Three Powerful Questions


A lot of business school education focuses on solutions. We teach our students many techniques for solving many types of problems. Outside of a case study course, we don’t get into the area of identifying what type of problem we are confronting very often. It is more often the case that the problem is “given” and we teach students how to solve the problem should they ever run into it (or one similar to it) in business.

I’d like to suggest that we consider integrating three questions more deeply into the business school curriculum.

The first question is, “What problem are you trying to solve?” I have found this to be a very powerful question to ask and to answer. Asking it usually causes a decision maker to stop cold and reflect on exactly what she confronts. Once considered, answering this question usually eliminates a lot of distractions and superfluous options. When we know what problem we are really trying to solve, we gain a focus that we did not have.

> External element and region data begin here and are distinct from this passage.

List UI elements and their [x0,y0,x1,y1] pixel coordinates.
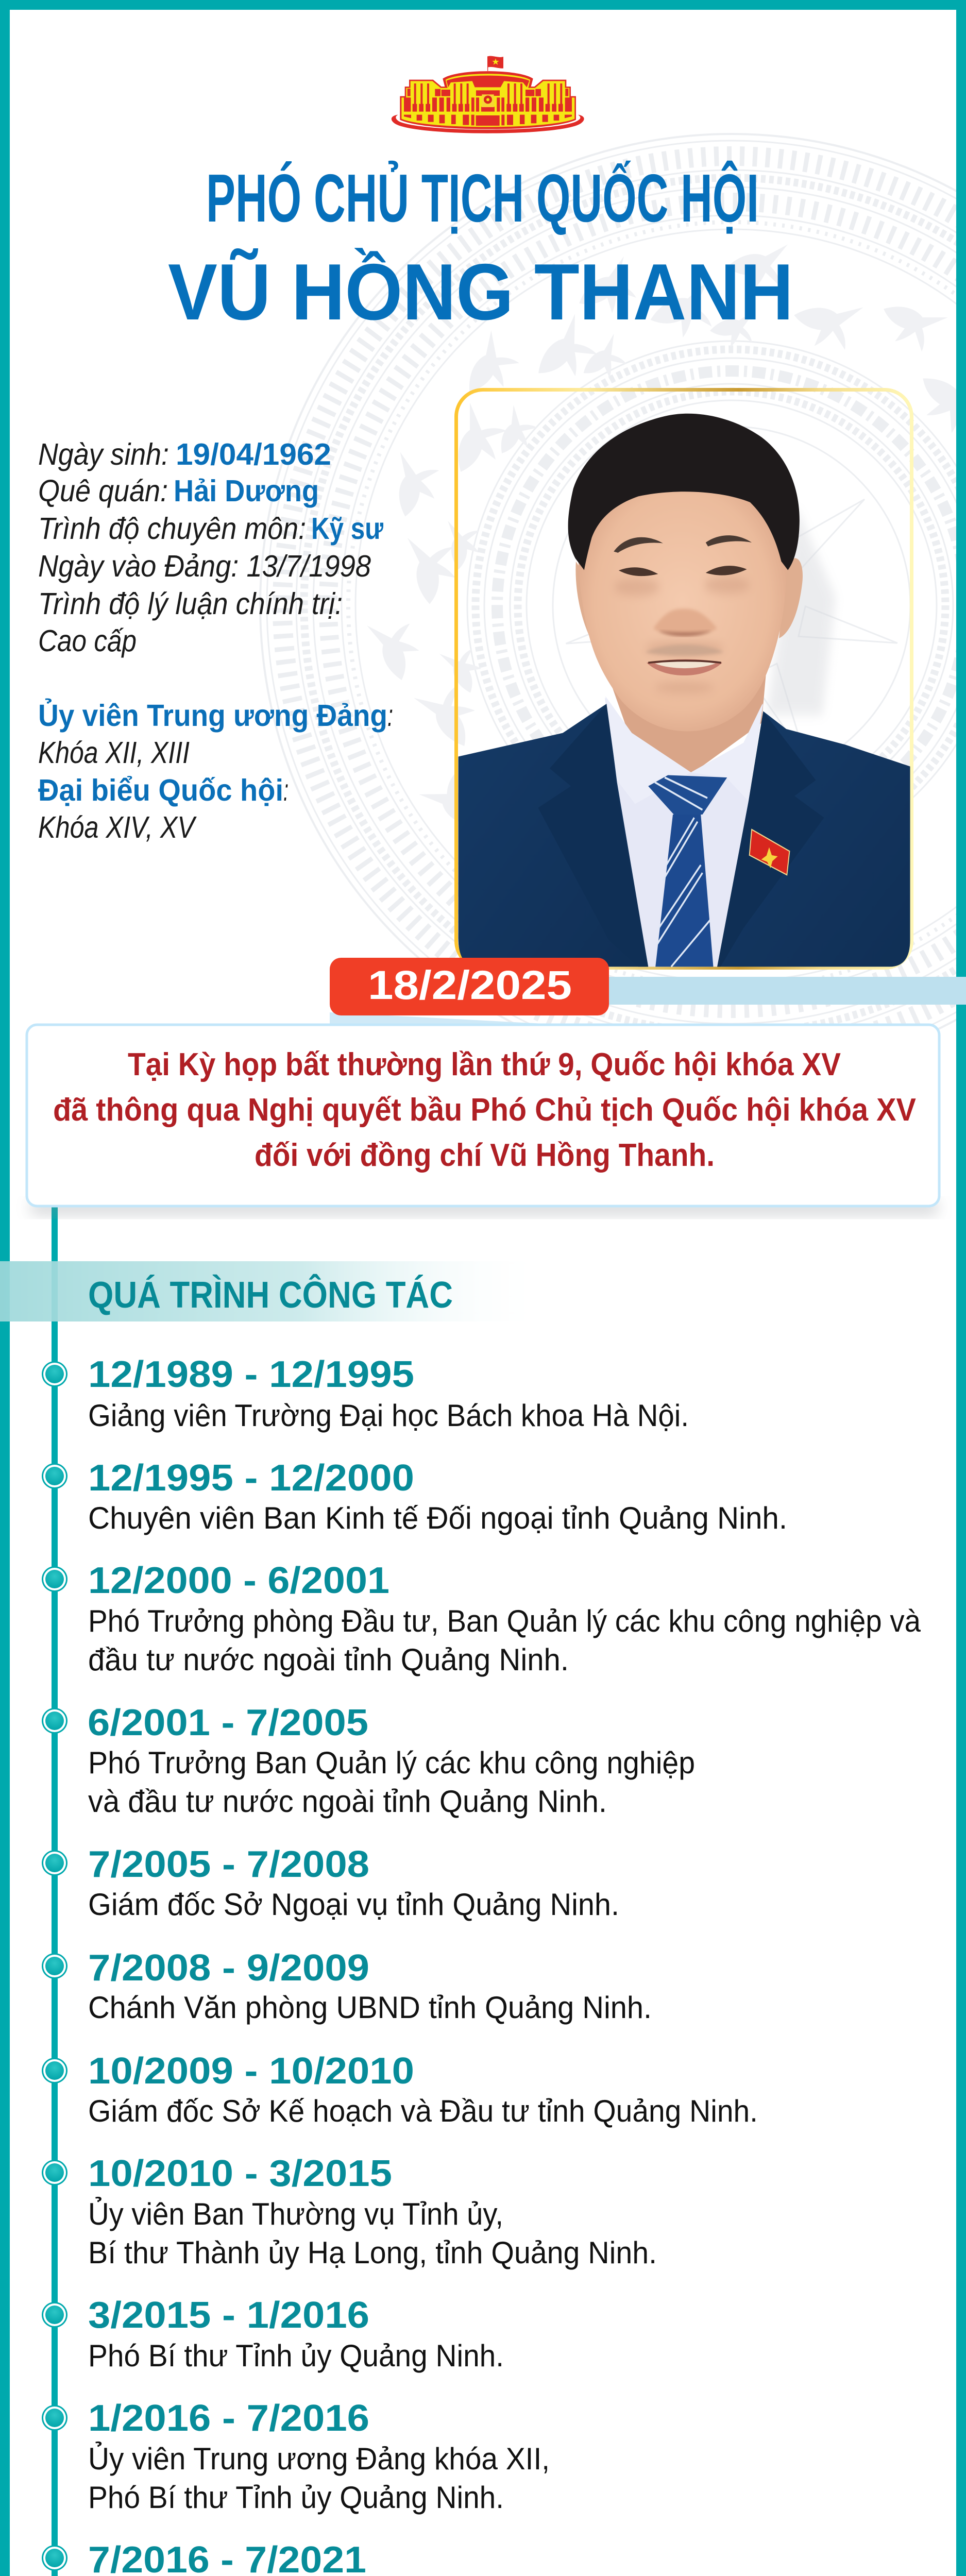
portrait [459,414,910,967]
description: và đầu tư nước ngoài tỉnh Quảng Ninh. [88,1784,607,1819]
face [578,470,787,731]
dot [42,2160,67,2185]
dot [42,2545,67,2571]
party date: Ngày vào Đảng: 13/7/1998 [38,549,371,583]
description: Phó Trưởng phòng Đầu tư, Ban Quản lý các khu công nghiệp và [88,1604,921,1638]
card shadow [31,1200,938,1215]
shirt [605,698,763,967]
timeline item: 12/2000 - 6/2001 [42,1560,921,1677]
announcement line 2: đã thông qua Nghị quyết bầu Phó Chủ tịch Quốc hội khóa XV [53,1092,916,1128]
birth date: Ngày sinh: [38,437,169,471]
date: 12/2000 - 6/2001 [88,1560,389,1601]
timeline item: 10/2009 - 10/2010 [42,2050,758,2128]
timeline item: 3/2015 - 1/2016 [42,2295,504,2373]
timeline item: 10/2010 - 3/2015 [42,2153,657,2270]
date badge: 18/2/2025 [368,962,572,1008]
description [88,2442,550,2515]
hair [568,414,800,570]
national assembly deputy: : [283,773,289,807]
suit [459,703,648,967]
date: 10/2009 - 10/2010 [88,2050,414,2092]
party pin [750,829,789,875]
description: Ủy viên Trung ương Đảng khóa XII, [88,2442,550,2476]
birth date: 19/04/1962 [176,437,331,471]
hometown: Hải Dương [174,474,319,508]
description: Ủy viên Ban Thường vụ Tỉnh ủy, [88,2197,503,2231]
date: 12/1989 - 12/1995 [88,1354,414,1395]
dot [42,2058,67,2083]
date: 12/1995 - 12/2000 [88,1458,414,1499]
national assembly deputy: Đại biểu Quốc hội [38,773,283,807]
central committee: : [387,699,393,733]
eyebrows [614,537,663,553]
flag [487,56,503,71]
degree: Trình độ chuyên môn: [38,512,306,546]
political theory level: Cao cấp [38,624,137,658]
birth date [38,437,331,471]
description: đầu tư nước ngoài tỉnh Quảng Ninh. [88,1642,569,1677]
timeline item: 7/2008 - 9/2009 [42,1947,652,2025]
political theory level: Trình độ lý luận chính trị: [38,587,343,621]
date: 7/2005 - 7/2008 [88,1844,369,1885]
dome [447,76,529,87]
timeline item: 6/2001 - 7/2005 [42,1702,695,1819]
description: Chuyên viên Ban Kinh tế Đối ngoại tỉnh Quảng Ninh. [88,1501,787,1535]
timeline item: 7/2005 - 7/2008 [42,1844,619,1922]
description [88,1745,695,1819]
nose [653,609,717,636]
description: Bí thư Thành ủy Hạ Long, tỉnh Quảng Ninh. [88,2235,657,2270]
logo: National Assembly building [392,56,584,133]
moustache area [645,645,724,656]
description: Chánh Văn phòng UBND tỉnh Quảng Ninh. [88,1990,652,2025]
announcement line 1: Tại Kỳ họp bất thường lần thứ 9, Quốc hội khóa XV [128,1047,841,1082]
dot [42,2302,67,2328]
title [168,160,793,336]
dot [42,1463,67,1489]
degree: Kỹ sư [311,512,383,546]
description: Giám đốc Sở Kế hoạch và Đầu tư tỉnh Quảng Ninh. [88,2094,758,2128]
date: 6/2001 - 7/2005 [88,1702,368,1743]
dot [42,1566,67,1592]
background: bronze drum watermark [260,134,966,1077]
dot [42,2405,67,2431]
eyes [619,567,658,576]
head shadow [767,506,836,715]
base crescent [392,115,584,133]
national assembly deputy [38,773,289,844]
description: Giám đốc Sở Ngoại vụ tỉnh Quảng Ninh. [88,1887,619,1922]
section heading band [0,1261,546,1321]
timeline line [52,1200,58,2576]
announcement card [27,1025,939,1206]
date: 3/2015 - 1/2016 [88,2295,369,2336]
dot [42,1361,67,1387]
description [88,2197,657,2270]
hometown: Quê quán: [38,474,168,508]
section heading band: QUÁ TRÌNH CÔNG TÁC [88,1274,453,1316]
timeline item: 12/1989 - 12/1995 [42,1354,689,1433]
building body [400,71,576,129]
dot [42,1953,67,1979]
description: Phó Bí thư Tỉnh ủy Quảng Ninh. [88,2480,504,2515]
date badge [330,958,609,1015]
date: 7/2008 - 9/2009 [88,1947,369,1989]
ears [575,562,599,642]
date strip [609,977,966,1005]
central committee [38,698,393,770]
lapels [538,703,648,967]
central committee: Ủy viên Trung ương Đảng [38,698,387,733]
portrait frame [456,389,912,968]
hometown [38,474,319,508]
title line 2: VŨ HỒNG THANH [168,247,793,336]
political theory level [38,587,343,658]
central committee: Khóa XII, XIII [38,736,190,770]
dot [42,1708,67,1734]
description [88,1604,921,1677]
dot [42,1850,67,1876]
national assembly deputy: Khóa XIV, XV [38,810,197,844]
date: 10/2010 - 3/2015 [88,2153,392,2194]
personal info [38,437,393,844]
emblem [482,94,494,107]
collar [605,696,691,804]
timeline item: 12/1995 - 12/2000 [42,1458,787,1535]
face shading [614,577,750,693]
description: Phó Trưởng Ban Quản lý các khu công nghiệp [88,1745,695,1780]
description: Giảng viên Trường Đại học Bách khoa Hà Nội. [88,1398,689,1433]
tie [648,775,727,967]
mouth [647,659,722,675]
description: Phó Bí thư Tỉnh ủy Quảng Ninh. [88,2338,504,2373]
announcement line 3: đối với đồng chí Vũ Hồng Thanh. [255,1138,715,1173]
shadow under date badge [330,1012,592,1026]
timeline item: 7/2016 - 7/2021 [42,2539,833,2576]
neck [605,668,767,774]
windows upper [404,83,572,126]
date: 1/2016 - 7/2016 [88,2398,369,2439]
timeline item: 1/2016 - 7/2016 [42,2398,550,2515]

The second question is, “What will success look like?” In business education, I feel we should impress upon our students the idea of establishing a metric of some kind (and it need not be quantitative) so that we will know what success looks like. Another way of phrasing this question is, “How will you know you have solved the problem?” but I personally like the idea of framing the question in terms of success. The answer to this question provides criteria for assessing later how good the solution really is.

The third question is, “Who will hate your solution (and why)?” We naturally tend to think of the “good” aspects of a problem solution and all of the people who will be happy with our solution. We don’t spend too much time thinking about who is going to hate our solution and why they will hate it. I believe it is worthwhile to consider this perspective, because it leads us to being more critical of our work. Often, when we take a critical perspective of our work we can identify ways to improve it. We rarely seek to improve a solution that we think is good.

What problem are you trying to solve?
What will success look like?
Who will hate your solution (and why)?